From 19th-century British slang, developed from or alongside tusheroon, of uncertain derivation from British slang caroon (crown, a 5-shilling silver coin), from Sabir and (originally) Italian corona (crown). The term was either derived from or influenced by madza caroon, the British slang for the Sabir and Italian mezzo corona (half-crown), possibly under influence from tosh (copper items; valuables) above or from the half-crown's value of two shillings, sixpence.
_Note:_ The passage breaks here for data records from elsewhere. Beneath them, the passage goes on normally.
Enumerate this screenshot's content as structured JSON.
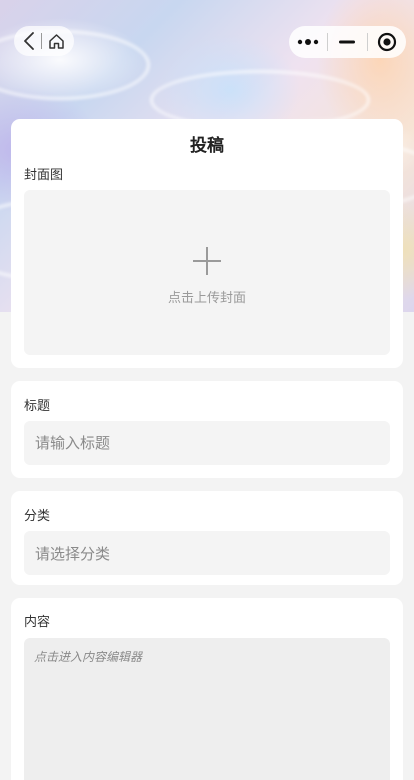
{
  "nav": {
    "back_icon": "chevron-left-icon",
    "home_icon": "home-icon",
    "more_icon": "more-dots-icon",
    "minimize_icon": "minimize-icon",
    "close_icon": "target-circle-icon"
  },
  "page": {
    "title": "投稿"
  },
  "cover": {
    "label": "封面图",
    "upload_text": "点击上传封面",
    "upload_icon": "plus-icon"
  },
  "title_field": {
    "label": "标题",
    "placeholder": "请输入标题"
  },
  "category_field": {
    "label": "分类",
    "placeholder": "请选择分类"
  },
  "content_field": {
    "label": "内容",
    "placeholder": "点击进入内容编辑器"
  },
  "colors": {
    "background": "#f3f3f3",
    "card": "#ffffff",
    "input_bg": "#f4f4f4",
    "placeholder_text": "#8a8a8a"
  }
}
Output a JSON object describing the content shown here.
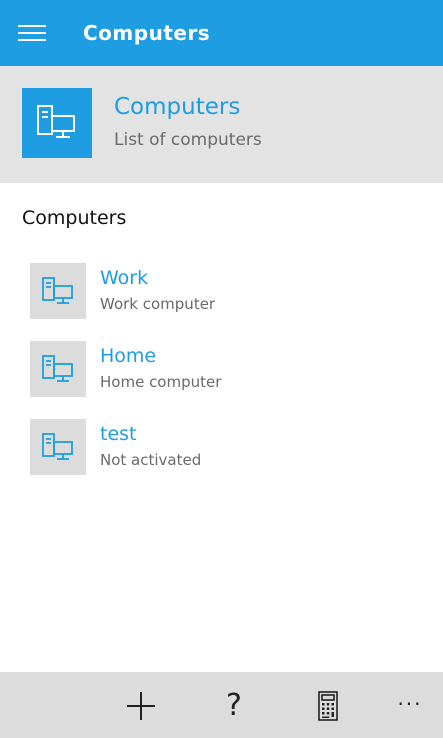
{
  "colors": {
    "accent": "#1e9de2",
    "header_band": "#e3e3e3",
    "tile_gray": "#dcdcdc",
    "appbar": "#dcdcdc"
  },
  "titlebar": {
    "menu_icon": "hamburger-icon",
    "title": "Computers"
  },
  "header": {
    "icon": "computer-icon",
    "title": "Computers",
    "subtitle": "List of computers"
  },
  "section": {
    "heading": "Computers"
  },
  "computers": [
    {
      "name": "Work",
      "description": "Work computer",
      "icon": "computer-icon"
    },
    {
      "name": "Home",
      "description": "Home computer",
      "icon": "computer-icon"
    },
    {
      "name": "test",
      "description": "Not activated",
      "icon": "computer-icon"
    }
  ],
  "appbar": {
    "buttons": [
      {
        "icon": "add-icon"
      },
      {
        "icon": "help-icon",
        "glyph": "?"
      },
      {
        "icon": "calculator-icon"
      },
      {
        "icon": "more-icon",
        "glyph": "···"
      }
    ]
  }
}
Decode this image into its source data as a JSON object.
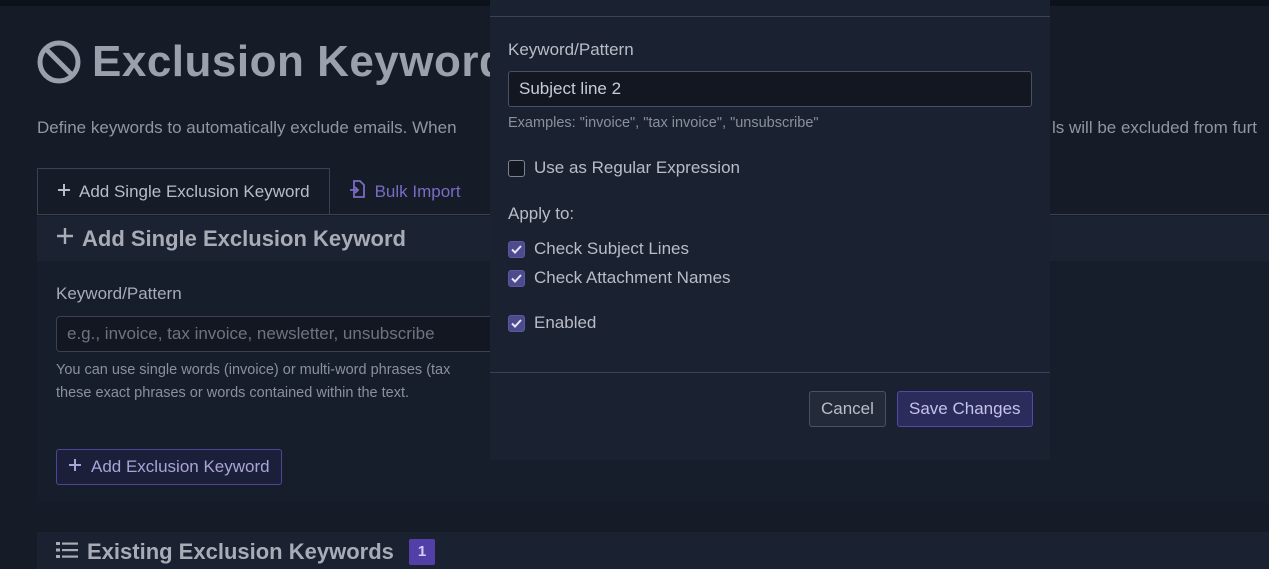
{
  "page": {
    "title": "Exclusion Keywords",
    "description": "Define keywords to automatically exclude emails. When",
    "description_tail": "ls will be excluded from furt"
  },
  "tabs": [
    {
      "label": "Add Single Exclusion Keyword",
      "icon": "plus-icon",
      "active": true
    },
    {
      "label": "Bulk Import",
      "icon": "file-import-icon",
      "active": false
    }
  ],
  "add_card": {
    "header": "Add Single Exclusion Keyword",
    "field_label": "Keyword/Pattern",
    "placeholder": "e.g., invoice, tax invoice, newsletter, unsubscribe",
    "help_line1": "You can use single words (invoice) or multi-word phrases (tax",
    "help_line2": "these exact phrases or words contained within the text.",
    "button_label": "Add Exclusion Keyword"
  },
  "existing": {
    "title": "Existing Exclusion Keywords",
    "count": "1"
  },
  "modal": {
    "field_label": "Keyword/Pattern",
    "value": "Subject line 2",
    "examples": "Examples: \"invoice\", \"tax invoice\", \"unsubscribe\"",
    "regex_label": "Use as Regular Expression",
    "regex_checked": false,
    "apply_label": "Apply to:",
    "subject_label": "Check Subject Lines",
    "subject_checked": true,
    "attachment_label": "Check Attachment Names",
    "attachment_checked": true,
    "enabled_label": "Enabled",
    "enabled_checked": true,
    "cancel_label": "Cancel",
    "save_label": "Save Changes"
  },
  "colors": {
    "background": "#151b27",
    "accent": "#5240a8",
    "checkbox_checked": "#4d4a8e",
    "tab_inactive": "#7a6bc6"
  }
}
tosheroon (plural tosheroons)

  1. (Britain, archaic slang) A half-crown coin; its value
    • 1933, George Orwell, Down and Out in Paris and London, xxix
      ’Ere y’are, the best rig-out you ever ’ad. A tosheroon [half a crown] for the coat ’ogs for the trousers, one and a tanner for the boots, and a ’og for the cap and scarf. That’s seven bob.
    • 1961, Eric Partridge, The Routledge Dictionary of Historical Slang
      tush or tosh. Money: Cockney: late C.19–20. Ex: tusheroon... But H. errs, I believe: he should mean half-a-crown, for tusheroon and its C.20 variant tossaroon (2s. 6d.) are manifest corruptions of Lingua Franca MADZA CAROON.